News
Jaminan Mahar Aceh: Solusi Syariah Atasi Krisis Nikah Pasangan Miskin
15 Februari 2026 20:22
Jaminan Mahar Aceh: Solusi Syariah Atasi Krisis Nikah Pasangan Miskin
Krisis nikah di Aceh semakin parah akibat lonjakan harga emas. Pasangan yang siap menikah terhambat oleh mahar yang melonjak, mencapai hampir Rp72 juta untuk 10 mayam. Ini setara dengan harga mobil kecil, membuat mahar menjadi penghalang nyata bagi petani, nelayan, dan buruh.
Jaminan Mahar Aceh (JMA) diusulkan sebagai solusi struktural. Program ini mengintegrasikan sistem wakaf produktif, dimana uang dihimpun, dikelola profesional, dan diinvestasikan sesuai prinsip syariah.

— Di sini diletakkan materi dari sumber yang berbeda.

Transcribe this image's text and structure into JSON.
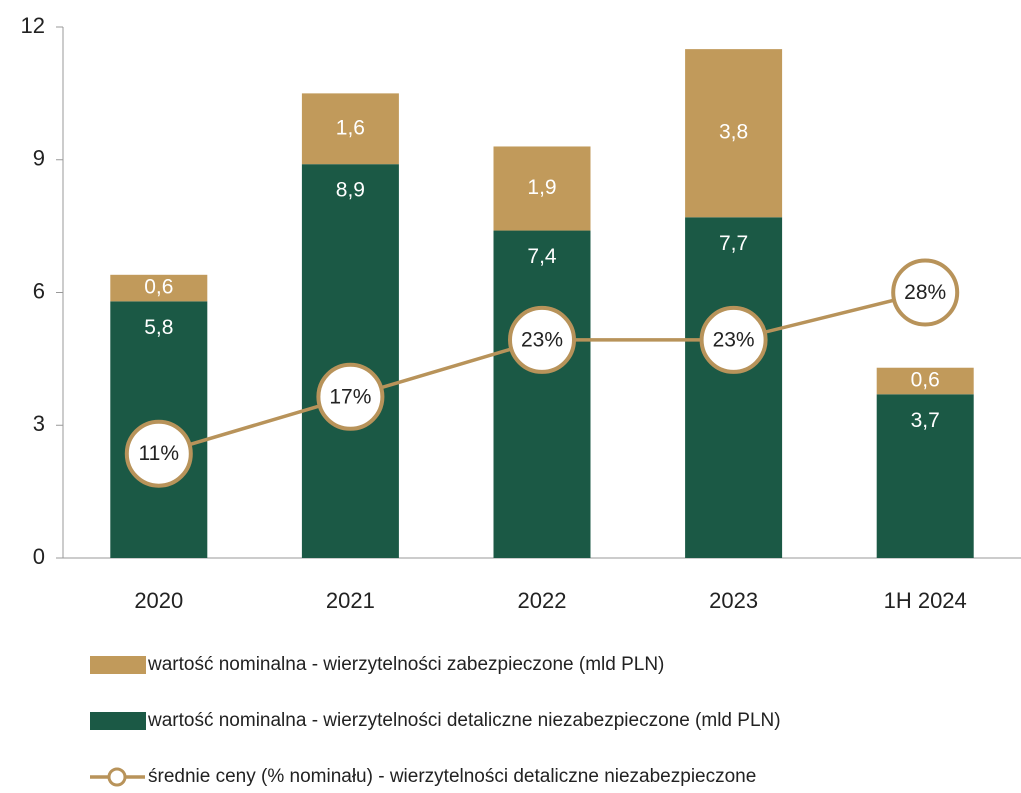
{
  "chart_data": {
    "type": "bar",
    "stacked": true,
    "categories": [
      "2020",
      "2021",
      "2022",
      "2023",
      "1H 2024"
    ],
    "series": [
      {
        "name": "wartość nominalna - wierzytelności detaliczne niezabezpieczone (mld PLN)",
        "color": "#1b5945",
        "values": [
          5.8,
          8.9,
          7.4,
          7.7,
          3.7
        ],
        "value_labels": [
          "5,8",
          "8,9",
          "7,4",
          "7,7",
          "3,7"
        ]
      },
      {
        "name": "wartość nominalna - wierzytelności zabezpieczone (mld PLN)",
        "color": "#c19a5b",
        "values": [
          0.6,
          1.6,
          1.9,
          3.8,
          0.6
        ],
        "value_labels": [
          "0,6",
          "1,6",
          "1,9",
          "3,8",
          "0,6"
        ]
      },
      {
        "name": "średnie ceny (% nominału) - wierzytelności detaliczne niezabezpieczone",
        "color": "#b8935a",
        "type": "line",
        "axis": "y2",
        "values": [
          11,
          17,
          23,
          23,
          28
        ],
        "value_labels": [
          "11%",
          "17%",
          "23%",
          "23%",
          "28%"
        ]
      }
    ],
    "ylim": [
      0,
      12
    ],
    "yticks": [
      0,
      3,
      6,
      9,
      12
    ],
    "y2lim": [
      0,
      56
    ],
    "grid": false
  }
}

Hasilnya disalurkan sebagai bantuan mahar minimal atau skema “qard hasan” bagi pasangan prasejahtera.
Kebutuhan JMA
- Wakaf Produktif: Uang dihimpun dan dikelola profesional.
- Bantuan Mahar: Hasil wakaf disalurkan sebagai bantuan mahar.

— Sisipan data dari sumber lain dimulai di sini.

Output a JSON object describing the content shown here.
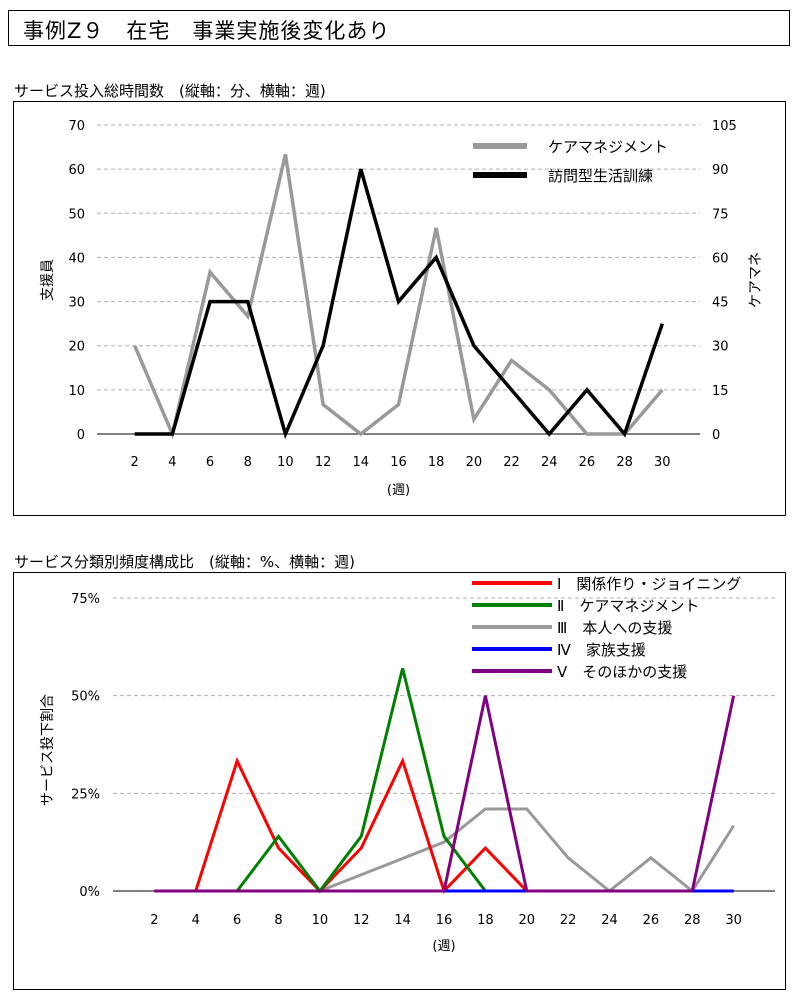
{
  "page": {
    "title": "事例Z９　在宅　事業実施後変化あり"
  },
  "chart_data": [
    {
      "type": "line",
      "title": "サービス投入総時間数　(縦軸：分、横軸：週)",
      "xlabel": "(週)",
      "ylabel": "支援員",
      "y2label": "ケアマネ",
      "x": [
        2,
        4,
        6,
        8,
        10,
        12,
        14,
        16,
        18,
        20,
        22,
        24,
        26,
        28,
        30
      ],
      "xticks": [
        "2",
        "4",
        "6",
        "8",
        "10",
        "12",
        "14",
        "16",
        "18",
        "20",
        "22",
        "24",
        "26",
        "28",
        "30"
      ],
      "ylim": [
        0,
        70
      ],
      "yticks": [
        "0",
        "10",
        "20",
        "30",
        "40",
        "50",
        "60",
        "70"
      ],
      "y2lim": [
        0,
        105
      ],
      "y2ticks": [
        "0",
        "15",
        "30",
        "45",
        "60",
        "75",
        "90",
        "105"
      ],
      "grid": true,
      "legend_position": "top-right",
      "series": [
        {
          "name": "ケアマネジメント",
          "axis": "right",
          "color": "#999999",
          "values": [
            30,
            0,
            55,
            40,
            95,
            10,
            0,
            10,
            70,
            5,
            25,
            15,
            0,
            0,
            15
          ]
        },
        {
          "name": "訪問型生活訓練",
          "axis": "left",
          "color": "#000000",
          "values": [
            0,
            0,
            30,
            30,
            0,
            20,
            60,
            30,
            40,
            20,
            10,
            0,
            10,
            0,
            25
          ]
        }
      ]
    },
    {
      "type": "line",
      "title": "サービス分類別頻度構成比　(縦軸：%、横軸：週)",
      "xlabel": "(週)",
      "ylabel": "サービス投下割合",
      "x": [
        2,
        4,
        6,
        8,
        10,
        12,
        14,
        16,
        18,
        20,
        22,
        24,
        26,
        28,
        30
      ],
      "xticks": [
        "2",
        "4",
        "6",
        "8",
        "10",
        "12",
        "14",
        "16",
        "18",
        "20",
        "22",
        "24",
        "26",
        "28",
        "30"
      ],
      "ylim": [
        0,
        75
      ],
      "yticks": [
        "0%",
        "25%",
        "50%",
        "75%"
      ],
      "grid": true,
      "legend_position": "top-right",
      "series": [
        {
          "name": "Ⅰ　関係作り・ジョイニング",
          "color": "#ff0000",
          "values": [
            0,
            0,
            33.3,
            11,
            0,
            11,
            33.3,
            0,
            11,
            0,
            0,
            0,
            0,
            0,
            0
          ]
        },
        {
          "name": "Ⅱ　ケアマネジメント",
          "color": "#008000",
          "values": [
            0,
            0,
            0,
            14,
            0,
            14,
            57,
            14,
            0,
            0,
            0,
            0,
            0,
            0,
            0
          ]
        },
        {
          "name": "Ⅲ　本人への支援",
          "color": "#999999",
          "values": [
            0,
            0,
            0,
            0,
            0,
            null,
            null,
            12.5,
            21,
            21,
            8.5,
            0,
            8.5,
            0,
            16.7
          ]
        },
        {
          "name": "Ⅳ　家族支援",
          "color": "#0000ff",
          "values": [
            0,
            0,
            0,
            0,
            0,
            0,
            0,
            0,
            0,
            0,
            0,
            0,
            0,
            0,
            0
          ]
        },
        {
          "name": "Ⅴ　そのほかの支援",
          "color": "#800080",
          "values": [
            0,
            0,
            0,
            0,
            0,
            0,
            0,
            0,
            50,
            0,
            0,
            0,
            0,
            0,
            50
          ]
        }
      ]
    }
  ]
}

- Qard Hasan: Skema pinjaman tanpa bunga untuk pasangan prasejahtera.
- Baitul Mal Aceh (BMA): Memegang peran sentral dalam pengelolaan JMA.
Manfaat JMA
- Pelindung Keturunan: Menjaga keturunan sesuai maqāṣid syariah.
- Perlindungan Sosial: Mengurangi hambatan nikah akibat lonjakan harga emas.
- Konsistensi Syariah: Menegaskan syariah sebagai perlindungan struktural, bukan sekadar tata aturan.
- Modernisasi Wakaf: Mengadaptasi tradisi wakaf untuk memenuhi kebutuhan masa kini.
JMA bukan sekadar program sosial, tetapi ujian konsistensi syariah. Jika Aceh melahirkannya, syariah terbukti sebagai keberpihakan struktural, bukan sekadar identitas administratif.